Gerar o furacão
Na “Revista” do “Expresso” tenho por hábito e proveito ler Clara Ferreira Alves e José Tolentino de Mendonça. Conheci literariamente este padre de 48 anos com a obra “A Noite abre os meus Olhos” (2006). Entretanto, entre galardões e comendas, perdi-o um pouco de vista. Na sua rubrica desta semana, com optimismo e serenidade, escreve: […]
Na “Revista” do “Expresso” tenho por hábito e proveito ler Clara Ferreira Alves e José Tolentino de Mendonça.

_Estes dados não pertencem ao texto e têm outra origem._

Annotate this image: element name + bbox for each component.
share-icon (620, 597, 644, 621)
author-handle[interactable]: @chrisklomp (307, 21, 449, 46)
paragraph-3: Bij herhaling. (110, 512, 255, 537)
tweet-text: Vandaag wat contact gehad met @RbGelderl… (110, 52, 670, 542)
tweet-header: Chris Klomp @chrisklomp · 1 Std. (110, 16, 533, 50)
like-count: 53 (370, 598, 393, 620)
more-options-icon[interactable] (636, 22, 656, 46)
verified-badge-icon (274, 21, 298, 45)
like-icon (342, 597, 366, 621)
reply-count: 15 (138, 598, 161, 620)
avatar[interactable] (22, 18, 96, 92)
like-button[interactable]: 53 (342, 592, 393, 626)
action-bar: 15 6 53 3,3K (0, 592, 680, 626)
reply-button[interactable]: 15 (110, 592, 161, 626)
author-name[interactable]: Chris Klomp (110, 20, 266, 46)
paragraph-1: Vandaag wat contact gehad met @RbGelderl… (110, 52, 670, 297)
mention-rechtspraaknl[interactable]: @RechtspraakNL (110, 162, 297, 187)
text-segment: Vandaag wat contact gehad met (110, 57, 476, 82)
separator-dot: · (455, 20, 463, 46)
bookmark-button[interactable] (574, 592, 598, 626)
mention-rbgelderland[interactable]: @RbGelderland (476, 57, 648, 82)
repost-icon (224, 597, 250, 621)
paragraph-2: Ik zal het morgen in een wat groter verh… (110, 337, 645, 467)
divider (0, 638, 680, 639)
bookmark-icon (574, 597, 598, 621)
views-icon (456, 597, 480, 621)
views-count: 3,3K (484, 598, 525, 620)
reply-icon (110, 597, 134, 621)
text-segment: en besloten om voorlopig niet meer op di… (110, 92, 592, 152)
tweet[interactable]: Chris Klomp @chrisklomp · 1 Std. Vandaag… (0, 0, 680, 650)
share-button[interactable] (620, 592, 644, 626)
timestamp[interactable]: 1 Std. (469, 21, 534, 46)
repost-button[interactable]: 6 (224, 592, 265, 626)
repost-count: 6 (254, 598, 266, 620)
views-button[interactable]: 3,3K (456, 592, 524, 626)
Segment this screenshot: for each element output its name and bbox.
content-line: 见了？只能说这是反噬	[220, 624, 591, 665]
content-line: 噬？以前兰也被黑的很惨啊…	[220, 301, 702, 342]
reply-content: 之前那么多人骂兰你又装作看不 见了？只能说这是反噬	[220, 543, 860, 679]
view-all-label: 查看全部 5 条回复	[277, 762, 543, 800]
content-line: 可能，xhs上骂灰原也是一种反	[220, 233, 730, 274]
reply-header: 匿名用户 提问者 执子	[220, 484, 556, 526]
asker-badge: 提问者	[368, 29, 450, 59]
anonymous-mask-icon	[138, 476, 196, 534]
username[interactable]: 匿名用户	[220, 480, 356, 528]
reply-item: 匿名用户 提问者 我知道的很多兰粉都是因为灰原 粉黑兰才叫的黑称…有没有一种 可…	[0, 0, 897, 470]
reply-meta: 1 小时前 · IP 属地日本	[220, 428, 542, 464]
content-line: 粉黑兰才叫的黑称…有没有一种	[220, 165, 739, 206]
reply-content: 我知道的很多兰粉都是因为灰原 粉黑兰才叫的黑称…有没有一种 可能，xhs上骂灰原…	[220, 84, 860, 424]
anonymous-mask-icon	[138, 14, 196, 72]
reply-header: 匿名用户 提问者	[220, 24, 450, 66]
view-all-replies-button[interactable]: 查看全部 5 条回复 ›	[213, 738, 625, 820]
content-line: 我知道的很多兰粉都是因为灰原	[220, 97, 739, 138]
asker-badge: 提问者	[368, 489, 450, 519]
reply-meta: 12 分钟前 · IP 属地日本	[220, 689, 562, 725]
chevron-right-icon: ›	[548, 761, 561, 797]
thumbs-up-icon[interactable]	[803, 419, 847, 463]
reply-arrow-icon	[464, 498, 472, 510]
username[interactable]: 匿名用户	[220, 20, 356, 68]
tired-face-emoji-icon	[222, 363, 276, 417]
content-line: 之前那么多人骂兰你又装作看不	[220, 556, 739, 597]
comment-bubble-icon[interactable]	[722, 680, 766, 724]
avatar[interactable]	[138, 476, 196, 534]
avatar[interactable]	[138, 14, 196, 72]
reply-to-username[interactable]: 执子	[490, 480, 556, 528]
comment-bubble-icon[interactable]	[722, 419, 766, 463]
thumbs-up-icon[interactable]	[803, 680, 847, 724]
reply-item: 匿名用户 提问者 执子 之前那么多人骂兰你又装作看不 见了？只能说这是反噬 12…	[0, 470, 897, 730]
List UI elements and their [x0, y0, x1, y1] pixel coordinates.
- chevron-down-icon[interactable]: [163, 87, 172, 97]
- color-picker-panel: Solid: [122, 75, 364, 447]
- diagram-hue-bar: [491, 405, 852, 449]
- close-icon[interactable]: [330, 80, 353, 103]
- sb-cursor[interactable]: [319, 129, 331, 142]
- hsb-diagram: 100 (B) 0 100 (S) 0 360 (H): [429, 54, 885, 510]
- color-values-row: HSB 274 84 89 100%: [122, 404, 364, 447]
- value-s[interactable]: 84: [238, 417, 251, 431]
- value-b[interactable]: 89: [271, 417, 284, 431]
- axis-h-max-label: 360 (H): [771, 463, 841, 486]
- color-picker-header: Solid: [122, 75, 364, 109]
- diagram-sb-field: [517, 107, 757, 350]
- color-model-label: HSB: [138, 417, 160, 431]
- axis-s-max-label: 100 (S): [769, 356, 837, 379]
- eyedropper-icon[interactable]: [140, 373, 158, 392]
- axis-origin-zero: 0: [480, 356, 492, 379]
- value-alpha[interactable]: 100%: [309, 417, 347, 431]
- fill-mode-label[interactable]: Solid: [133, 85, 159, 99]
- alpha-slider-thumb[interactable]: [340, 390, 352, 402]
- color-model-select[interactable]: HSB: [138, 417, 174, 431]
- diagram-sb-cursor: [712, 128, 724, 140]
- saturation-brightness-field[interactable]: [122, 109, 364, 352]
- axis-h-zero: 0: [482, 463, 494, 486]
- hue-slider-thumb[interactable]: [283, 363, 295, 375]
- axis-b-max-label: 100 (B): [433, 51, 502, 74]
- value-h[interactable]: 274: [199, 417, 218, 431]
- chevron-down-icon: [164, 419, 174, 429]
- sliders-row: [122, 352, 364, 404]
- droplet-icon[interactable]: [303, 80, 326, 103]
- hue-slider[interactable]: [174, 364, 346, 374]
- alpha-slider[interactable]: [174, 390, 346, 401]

Conheci literariamente este padre de 48 anos com a obra “A Noite abre os meus Olhos” (2006). Entretanto, entre galardões e comendas, perdi-o um pouco de vista.
Na sua rubrica desta semana, com optimismo e serenidade, escreve:
“De pouco serve agarrarmo-nos aos nossos pontos de chegada, como se eles fossem os únicos legítimos, quando deveríamos antes começar a bendizer o futuro que nos declare ultrapassados. Bendito o futuro que se ria de nós por termos confundido tudo: a deslocação com a viagem, a aproximação com o encontro, a posse das coisas com o seu uso, a amontoação dos bens com o seu gozo saudável. Bendito o futuro que nos critique por termos produzido tanto e distribuído tão mal, por termos ido à lua e resistirmos tanto, mas tanto a chegar ao conhecimento do nosso próprio coração.”
Por seu turno, a primeira é uma jornalista cuja frontalidade e clareza de escrita muito aprecio. Escreve ela acerca do mito caído de Obama, cedido ao poder de Wall Street, nos EUA. Na Europa, acerca de Wolfgang Schäuble e dos “bancos do cartel e da vigarice” a quem todos servimos e sobre o futuro que será “o triunfo absoluto de um sistema capitalista internacional sem controlo e sem fronteiras, sem adversário…” escreve sobre os “Jogos da Fome”, “protegidos e desprotegidos”, “os rebeldes e os rejeitados” e a “revolta contra a ditadura da nova burguesia”. Ou seja, nada de auspicioso nesta sociedade de 99% de serventuários do 1% que constitui e integra os Senhores do Mundo.
Curiosamente, neste expressar antagónico de pontos de vista, dou comigo a dar razão aos dois, embora a serenidade pregada por Tolentino tenha muito de um fundo cristão que hoje, incréus, sentimos dificuldade em ver. CFA é irrequieta e cortante como uma afiada lâmina de Toledo. E lacera-nos interiormente, arredando a esperança que ainda em nós existe e instilando-nos a vontade de lutar, com tenacidade e todos os meios ao nosso alcance contra este irreversível fatum que não pode ser aceite com leveza de ânimo, como se a isso fossemos condenados pelos nossos pecados de hoje e de mais uma dezena de gerações anteriores.
Se tivermos presente que, em breve, 99% da Humanidade estará subjugada a 1% de agiotas, basta pensarmos que se todos soprarmos na mesma direcção, geraremos um furacão que os varrerá da face da Terra.
Feliz Consoada e Paz na Terra aos Homens de Boa Vontade.